Fillon, l’héritier caché de Falloux
Un fil séculaire relie l’homme de la Sarthe à l’un de ses lointains prédécesseurs, Alfred de Falloux.
«N ous n’avons pas voulu fermer une porte à l’abus sans ouvrir deux portes au travail. » Autrement dit, cesser une dépense sociale écrasante, inutile et dangereuse et insérer ses bénéficiaires dans la société par l’activité économique et l’emploi en neutralisant sa capacité de désordre. Ce pourrait être François Fillon aujourd’hui en campagne ; c’était, le 30 mai 1848 à l’Assemblée nationale, le député Falloux rapportant le projet de dissolution des coûteux Ateliers nationaux créés par les révolutionnaires de février. Le comte Alfred n’eut qu’une fille, mais le candidat des Républicains peut faire figure de lointain descendant. En effet, avec la prudence que requièrent l’art délicat de la généalogie politique et l’éloignement chronologique, il est possible de trouver un fil séculaire reliant les deux personnalités par des caractéristiques apparentées. A commencer par l’enracinement dans la même région de bocages et d’élevage bovin : très loin, à tous égards, de Paris et de ses turpitudes qu’il faut pourtant affronter pour réussir, le Maine-etLoire et la Sarthe sont limitrophes.
Alfred de Falloux du Coudray est né en 1811 à Angers, dont le préfet et l’évêque étaient alors frères, et s’est installé au domaine familial du Bourg-d’Iré, dans l’arrondissement de Segré ; il y a fait construire un château, racheté l’an dernier par deux Américains. François, natif du Mans, où il fut élève à Notre-Dame-de-Sainte-Croix, s’est fait gentleman-farmer en acquérant le manoir médiéval de Beaucé, près de Sablé-sur-Sarthe. Ces pays confinent à la Vendée, dont la mémoire historique, très vive au milieu du XIXe siècle, n’est pas éteinte à la fin du XXe ; le notaire Michel Fillon, père de François, et nombre de ses ascendants sont originaires des Essarts, où eut lieu un épisode sanglant de la guerre de Vendée.
Dans son célèbre « Tableau politique de la France de l’Ouest sous la troisième République », André Siegfried identifie l’arrondissement de Segré et le canton de Sablé comme des creusets de la droite la plus pure, fondée sur l’union étroite du château et du presbytère. Pour conserver sa domination locale, la noblesse a su se servir avec succès des fonctions électives, dans la conviction qu’elles lui revenaient de droit, portant du reste attention, et parfois remède, aux misères de la condition paysanne et même ouvrière, dont sortira le catholicisme social.
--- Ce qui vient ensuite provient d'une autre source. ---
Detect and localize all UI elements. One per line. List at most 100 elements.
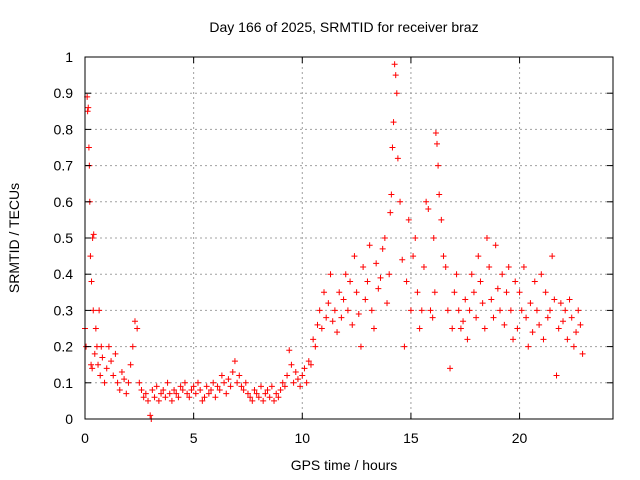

Alfred de Falloux fut, à 35 ans, en 1846, élu député de Maine-et-Loire sous la monarchie de Juillet et le demeura sous la IIe République, dont il accepta d’être ministre de l’Instruction publique et des Cultes, sous Napoléon Bonaparte. Il laissa son nom à une célèbre loi adoptée sous son successeur et fit une large place aux instances religieuses dans l’organisation de l’enseignement, sans le leur livrer totalement, ce qui lui valut la double hostilité des ultras catholiques et des républicains.
François Fillon, qui a détenu le même portefeuille cent cinquante-cinq ans plus tard, demeure dans le même esprit, en dépit de l’évolution des mentalités. Car l’école libre est l’un des marqueurs les plus solides de la tradition catholique de l’Ouest intérieur, où églises et abbayes sont en nombre. L’une des plus célèbres est celle de Solesmes, dont le refondateur, dom Guéranger, fut proche de Falloux, et dont Penelope Fillon est conseillère municipale de la commune. Autre lien peut-être pas tout à fait fortuit : le fils aîné de François Fillon a épousé la fille d’une La Croix de Ravignan, nom qui évoque un autre ami de dom Guéranger et Alfred de Falloux, l’illustre jésuite Xavier de Ravignan. C’est que la bourgeoisie locale, qui dans les débuts de la République pouvait voter à gauche, s’est fortement déportée vers la droite après 1889 : la cause de la monarchie étant perdue, elle s’est reconstituée dans une droite catholique – et non pas une démocratie chrétienne, plus intellectuelle et plus ouverte – accueillant de nouveaux éléments.
Pour s’agréger à l’ancienne société et ainsi « être bien vue », écrit Siegfried, la bourgeoisie urbaine s’est en quelque sorte ruralisée, acquérant manoirs et biens fonciers, passant des alliances avec ce qui restait de noblesse et adoptant des idées, investissant enfin les fonctions électives. Religion, famille, autorité, patrimoine, préoccupations sociales, politique revendiquant, selon le comte Alfred, « l’habileté du vrai » , de Falloux à Fillon la conséquence est bonne
Fillon, qui a détenu le même portefeuille cent cinquante-cinq ans plus tard, est dans le même esprit.